The United Arab Emirates’ first Mars mission, Hope, has entered orbit around the planet on February 9. The UAE made history, as the first Arab nation, and the fifth in the world to reach Mars.
Hope completed a 27-minute burn of its main thrusters, slowing the spacecraft down enough to enter an initial “capture” orbit around Mars, at 10:57 a.m. EST, the Mohammed Bin Rashid Space Centre announced. Signals from the spacecraft confirming a successful orbital insertion arrived 11 minutes later.
The probe overcame the most critical part of its mission, the Mars Orbital Insertion (MOI) that involved reversing and firing its six Delta V thrusters to rapidly reduce its speed from 121,000 km/h to 18,000 km/h. During the 27-minute critical phase, the contact kept with the probe was kept to a minimum.
The Hope Probe is the first of three exploration missions to arrive to the Red Planet in February. China and the US are leading ambitious projects to Mars, scheduled to arrive on February 10 and February 18 respectively. Hope Probe’s arrival to Mars, after travelling 493m kilometres in a seven-month journey in space, marks the UAE’s 50th anniversary celebrations.
The probe, along with its three scientific instruments, is expected to create the first complete portrait of the Martian atmosphere. The instruments will collect different data points on the atmosphere to also gauge seasonal and daily changes.
Omran Sharaf, Project Manager of the Emirates Mars Mission, announced: “To the people of UAE and to the peoples of Islamic and Arab nations, we announce the success of the United Arab Emirates in (reaching) the orbit of the Red Planet. We thank God.”
The craft swung into a high Martian orbit, joining six spacecraft already operating around the planet — three US, two European and one Indian.

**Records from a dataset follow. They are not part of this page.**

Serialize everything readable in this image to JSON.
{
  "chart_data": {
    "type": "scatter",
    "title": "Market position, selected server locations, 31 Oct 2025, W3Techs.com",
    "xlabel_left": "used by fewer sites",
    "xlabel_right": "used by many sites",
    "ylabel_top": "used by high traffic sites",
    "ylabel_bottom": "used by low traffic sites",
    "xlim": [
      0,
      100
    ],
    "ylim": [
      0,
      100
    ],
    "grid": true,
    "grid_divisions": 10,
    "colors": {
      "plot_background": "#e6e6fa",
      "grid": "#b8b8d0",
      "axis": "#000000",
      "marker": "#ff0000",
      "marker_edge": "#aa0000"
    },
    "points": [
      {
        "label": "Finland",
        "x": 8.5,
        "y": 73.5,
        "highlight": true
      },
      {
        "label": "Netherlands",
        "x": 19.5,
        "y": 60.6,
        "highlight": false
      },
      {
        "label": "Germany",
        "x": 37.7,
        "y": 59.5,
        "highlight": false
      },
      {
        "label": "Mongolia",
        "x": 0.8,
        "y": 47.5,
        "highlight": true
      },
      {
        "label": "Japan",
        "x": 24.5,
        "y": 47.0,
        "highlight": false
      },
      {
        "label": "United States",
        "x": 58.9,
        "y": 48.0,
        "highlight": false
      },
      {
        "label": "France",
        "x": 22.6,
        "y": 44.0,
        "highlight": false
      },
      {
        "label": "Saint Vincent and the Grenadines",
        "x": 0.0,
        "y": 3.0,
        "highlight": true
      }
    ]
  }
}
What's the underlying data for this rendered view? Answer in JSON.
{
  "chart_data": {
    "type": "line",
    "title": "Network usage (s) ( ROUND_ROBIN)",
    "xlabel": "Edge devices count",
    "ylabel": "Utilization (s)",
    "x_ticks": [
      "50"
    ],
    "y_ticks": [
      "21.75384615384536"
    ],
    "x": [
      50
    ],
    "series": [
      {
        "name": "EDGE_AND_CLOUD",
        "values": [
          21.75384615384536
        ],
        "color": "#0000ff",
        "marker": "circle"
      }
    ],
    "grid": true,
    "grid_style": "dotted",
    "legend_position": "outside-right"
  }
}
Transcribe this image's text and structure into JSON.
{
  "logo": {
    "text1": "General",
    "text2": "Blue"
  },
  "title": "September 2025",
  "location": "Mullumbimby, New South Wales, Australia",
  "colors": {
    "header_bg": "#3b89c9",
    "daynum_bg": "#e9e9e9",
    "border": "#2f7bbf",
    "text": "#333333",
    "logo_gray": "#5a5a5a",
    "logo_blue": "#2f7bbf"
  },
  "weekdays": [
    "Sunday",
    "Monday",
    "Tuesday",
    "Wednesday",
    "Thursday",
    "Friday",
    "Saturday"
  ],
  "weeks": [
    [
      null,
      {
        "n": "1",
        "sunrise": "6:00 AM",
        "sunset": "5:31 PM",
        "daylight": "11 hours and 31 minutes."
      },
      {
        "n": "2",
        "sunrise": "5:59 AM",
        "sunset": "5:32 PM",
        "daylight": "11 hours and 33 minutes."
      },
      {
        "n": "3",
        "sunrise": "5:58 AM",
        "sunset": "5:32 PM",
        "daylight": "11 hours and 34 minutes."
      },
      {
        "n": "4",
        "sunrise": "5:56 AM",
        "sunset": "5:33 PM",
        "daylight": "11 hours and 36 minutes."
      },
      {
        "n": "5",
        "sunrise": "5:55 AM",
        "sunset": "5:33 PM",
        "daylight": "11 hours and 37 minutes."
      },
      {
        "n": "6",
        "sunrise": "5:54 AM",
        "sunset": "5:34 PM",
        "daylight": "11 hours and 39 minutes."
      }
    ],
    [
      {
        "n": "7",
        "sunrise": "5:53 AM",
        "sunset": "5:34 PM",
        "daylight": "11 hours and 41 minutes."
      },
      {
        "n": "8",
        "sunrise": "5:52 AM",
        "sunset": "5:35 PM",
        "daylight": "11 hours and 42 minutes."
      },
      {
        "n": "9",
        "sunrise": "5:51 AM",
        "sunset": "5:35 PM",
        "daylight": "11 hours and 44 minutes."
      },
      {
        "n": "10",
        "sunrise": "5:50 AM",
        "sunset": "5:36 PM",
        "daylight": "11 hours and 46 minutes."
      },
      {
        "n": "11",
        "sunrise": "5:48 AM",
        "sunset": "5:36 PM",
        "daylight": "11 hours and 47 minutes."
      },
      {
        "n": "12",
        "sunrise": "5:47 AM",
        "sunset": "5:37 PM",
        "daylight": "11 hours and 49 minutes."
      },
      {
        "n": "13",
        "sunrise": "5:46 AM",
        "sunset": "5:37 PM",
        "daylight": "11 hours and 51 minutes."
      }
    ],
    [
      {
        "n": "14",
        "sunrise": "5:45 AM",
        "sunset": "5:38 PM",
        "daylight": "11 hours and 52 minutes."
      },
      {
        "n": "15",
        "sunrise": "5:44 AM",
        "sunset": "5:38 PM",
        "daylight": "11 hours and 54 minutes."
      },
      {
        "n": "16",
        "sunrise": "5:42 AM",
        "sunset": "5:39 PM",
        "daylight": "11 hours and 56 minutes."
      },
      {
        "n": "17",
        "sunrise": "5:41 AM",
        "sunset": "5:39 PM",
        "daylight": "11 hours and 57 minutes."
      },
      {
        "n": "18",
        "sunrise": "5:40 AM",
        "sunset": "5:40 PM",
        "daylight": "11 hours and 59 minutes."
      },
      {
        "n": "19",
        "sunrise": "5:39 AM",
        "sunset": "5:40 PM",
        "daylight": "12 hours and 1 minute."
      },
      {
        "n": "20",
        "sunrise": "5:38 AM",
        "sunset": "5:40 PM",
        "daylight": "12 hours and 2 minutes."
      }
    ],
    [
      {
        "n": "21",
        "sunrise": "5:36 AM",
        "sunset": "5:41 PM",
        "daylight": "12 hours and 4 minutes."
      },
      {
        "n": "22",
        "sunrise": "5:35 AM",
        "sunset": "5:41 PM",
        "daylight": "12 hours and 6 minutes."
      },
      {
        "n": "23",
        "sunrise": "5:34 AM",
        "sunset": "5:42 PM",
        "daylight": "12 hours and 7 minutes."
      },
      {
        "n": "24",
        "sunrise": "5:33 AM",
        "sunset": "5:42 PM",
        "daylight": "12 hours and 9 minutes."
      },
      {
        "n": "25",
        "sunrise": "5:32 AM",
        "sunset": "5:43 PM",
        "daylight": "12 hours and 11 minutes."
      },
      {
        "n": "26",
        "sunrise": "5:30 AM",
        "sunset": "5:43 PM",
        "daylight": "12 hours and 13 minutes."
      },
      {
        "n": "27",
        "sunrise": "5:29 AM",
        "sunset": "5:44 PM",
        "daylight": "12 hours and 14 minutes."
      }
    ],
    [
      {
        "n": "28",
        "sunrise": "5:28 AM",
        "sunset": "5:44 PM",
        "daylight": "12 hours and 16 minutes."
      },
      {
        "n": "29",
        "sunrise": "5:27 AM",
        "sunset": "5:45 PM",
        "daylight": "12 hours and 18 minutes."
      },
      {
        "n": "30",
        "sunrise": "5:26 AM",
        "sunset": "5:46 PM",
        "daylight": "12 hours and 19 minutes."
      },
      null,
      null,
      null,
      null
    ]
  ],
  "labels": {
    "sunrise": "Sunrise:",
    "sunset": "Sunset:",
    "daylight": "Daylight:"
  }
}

Mission controllers had to pull off a series of delicate turns and power adjustments to manoeuvre the probe into position.
Sarah Al-Amiri, minister of state for advanced technology and the chair of the UAE’s space agency described the mission’s success as “a historic development and a fulfilment for the dreams of 200 engineers and scientists” who worked behind the scenes.
Hailing the success of the mission, Mohammed bin Rashid Al Maktoum, Vice President and Prime Minister of the UAE and Ruler of Dubai, said: “The Hope probe’s historic arrival to Mars is the greatest celebration of the 50th anniversary of our country. It sets the beginning of the next 50 years with boundless ambitions and dreams.
“Our next accomplishments will be even bigger and greater. Our biggest success is building national scientific expertise who will contribute to the international science community.
“We dedicate our Mars achievement to the people of the UAE and the rest of the Arab world. Our success proves that Arabs are capable of reviving the region’s legacy and status in the scientific sphere. We mark our country’s 50th anniversary by our Mars stop, and invite Arab youth to join the UAE’s science movement that marched at high speed.”
Hope will complete one scientific orbit of the planet every 55 hours. This orbit will provide the first global picture of weather and atmospheric dynamics on Mars, which will be shared with the scientific community via the mission’s data centre.
The mission is expected to last two years, with the possibility of being extended for a third year. The probe will be in a different orbit from past spacecraft that have visited Mars.